A good candidate for implementing a custom API for the file system is the Jakarta Commons VFS project.[11] The VFS stands for virtual file system and does just that—allows us to swap in a purely virtual, in-memory file system for use in our tests while running with the regular, disk-based file system in production.
If we are facing a situation where we need to generate actual, physical files on the file system, it makes sense to use a dedicated temporary directory for all of our output files as well as for dynamically generated input files. By isolating all test files under a single directory, we simplify our test cleanup procedures into wiping a single directory.
Speaking of cleaning up, sometimes it might make sense to perform cleanup only before each test and not clean up generated files afterward. The reason for this is that sometimes the generated data might be non-trivial in size. With large data sets, it’s useful to be able to study discrepancies between the expected and actual data manually by using our chosen tools (a diff tool, for example) rather than have the failing test wipe out all of our evidence.
These are simple practices—not silver bullets—but they can make our lives a lot easier when we need to work with file-access-related functionality. But now, let’s sum up the chapter and move on to yet other interesting and challenging topics.

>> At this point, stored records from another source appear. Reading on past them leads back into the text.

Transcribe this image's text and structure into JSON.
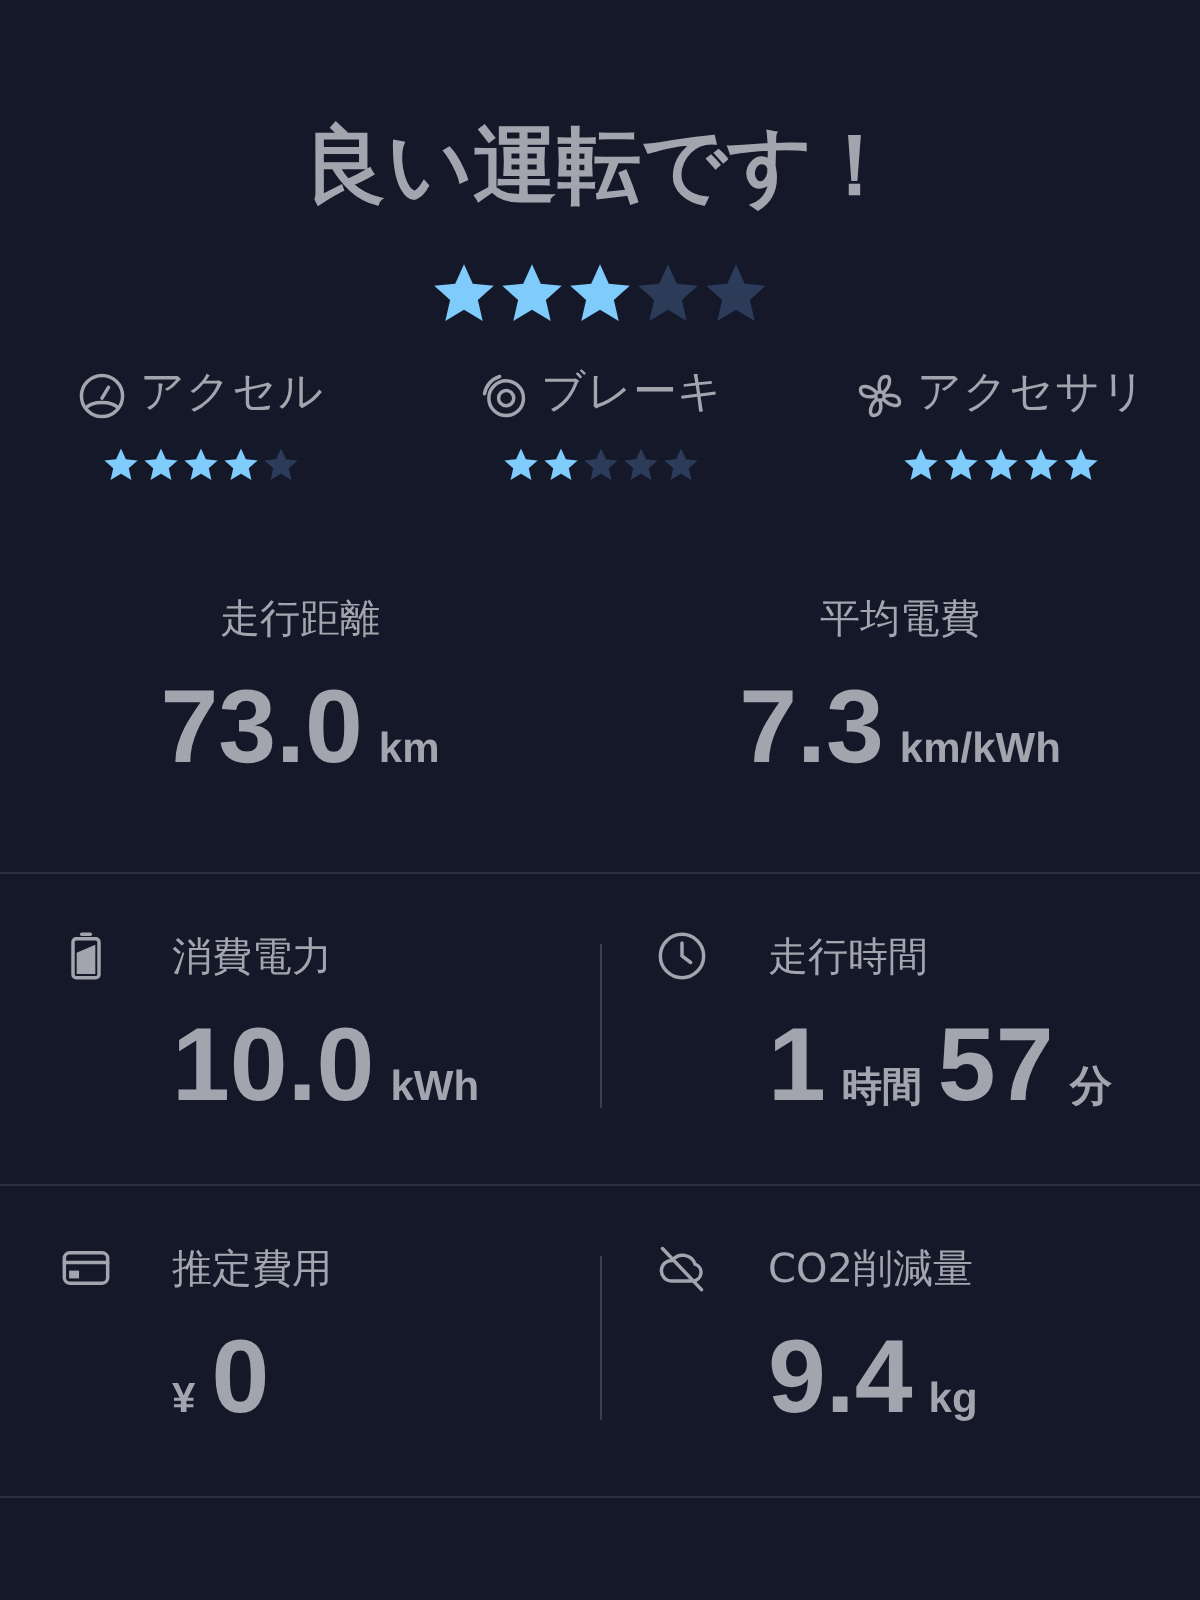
{
  "title": "良い運転です！",
  "overall": {
    "stars": 3
  },
  "categories": [
    {
      "kind": "gauge",
      "label": "アクセル",
      "stars": 4
    },
    {
      "kind": "brake",
      "label": "ブレーキ",
      "stars": 2
    },
    {
      "kind": "fan",
      "label": "アクセサリ",
      "stars": 5
    }
  ],
  "summary": [
    {
      "label": "走行距離",
      "value": [
        {
          "kind": "number",
          "text": "73.0"
        },
        {
          "kind": "unit",
          "text": "km"
        }
      ]
    },
    {
      "label": "平均電費",
      "value": [
        {
          "kind": "number",
          "text": "7.3"
        },
        {
          "kind": "unit",
          "text": "km/kWh"
        }
      ]
    }
  ],
  "stats": [
    {
      "kind": "battery",
      "label": "消費電力",
      "value": [
        {
          "kind": "number",
          "text": "10.0"
        },
        {
          "kind": "unit",
          "text": "kWh"
        }
      ]
    },
    {
      "kind": "clock",
      "label": "走行時間",
      "value": [
        {
          "kind": "number",
          "text": "1"
        },
        {
          "kind": "unit",
          "text": "時間"
        },
        {
          "kind": "number",
          "text": "57"
        },
        {
          "kind": "unit",
          "text": "分"
        }
      ]
    },
    {
      "kind": "card",
      "label": "推定費用",
      "value": [
        {
          "kind": "unit",
          "text": "¥"
        },
        {
          "kind": "number",
          "text": "0"
        }
      ]
    },
    {
      "kind": "cloud-off",
      "label": "CO2削減量",
      "value": [
        {
          "kind": "number",
          "text": "9.4"
        },
        {
          "kind": "unit",
          "text": "kg"
        }
      ]
    }
  ]
}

In this chapter, we took a dive into the world of test-driving data-access code. And we came out alive and well! It turns out that test-driving data-access code isn’t all that complicated after all. We tackled this on two fronts—using both unit tests and integration tests to drive our production code.
We started off by discussing how data-access code differs from general application or business logic and how data access spans several layers. From there, we moved on to refresh our knowledge of the DAO pattern and how it can make testing our code a far less taxing task than it could be.
Next, we rolled up our sleeves and went on to test-drive a simple DAO class using three different persistence technologies: the plain JDBC API, JdbcTemplate from the Spring Framework, and the Hibernate API. With each of these technologies, we saw the same piece of functionality build up and watched how the technologies facilitated test-driven development through their respective flavors of testability.
After learning how to test-drive data-access code with unit tests, we switched gears and grabbed a larger piece of the puzzle: writing integration tests for a DAO class against an in-memory HSQLDB database. We discussed issues to consider when picking a lightweight database for integration tests, including the importance of being able to put the full configuration under version control.
We learned to build the necessary plumbing for making integration tests a breeze to write, discussed ways of creating the database schema with SQL scripts as well as using the Hibernate API, and touched on the use of transactional fixtures for cleaning up after our tests. To complete our discussion of integration tests, we introduced DbUnit as a tool for populating a database and performing comparisons based on externally defined XML data files.
After seeing two different strategies for test-driving data access code, we concluded that they both have their sweet spots and should both be kept in our toolbox. We should use the best tool for the job.
To finish the chapter, we briefly discussed the nuances with file access and how to design our code to simplify dealing with the file system.
In the next chapter, we’ll move a notch closer to the underlying platform and set out to conquer more unpredictable genres of programming tasks with our test-driven method: time-dependent functionality and concurrent programming.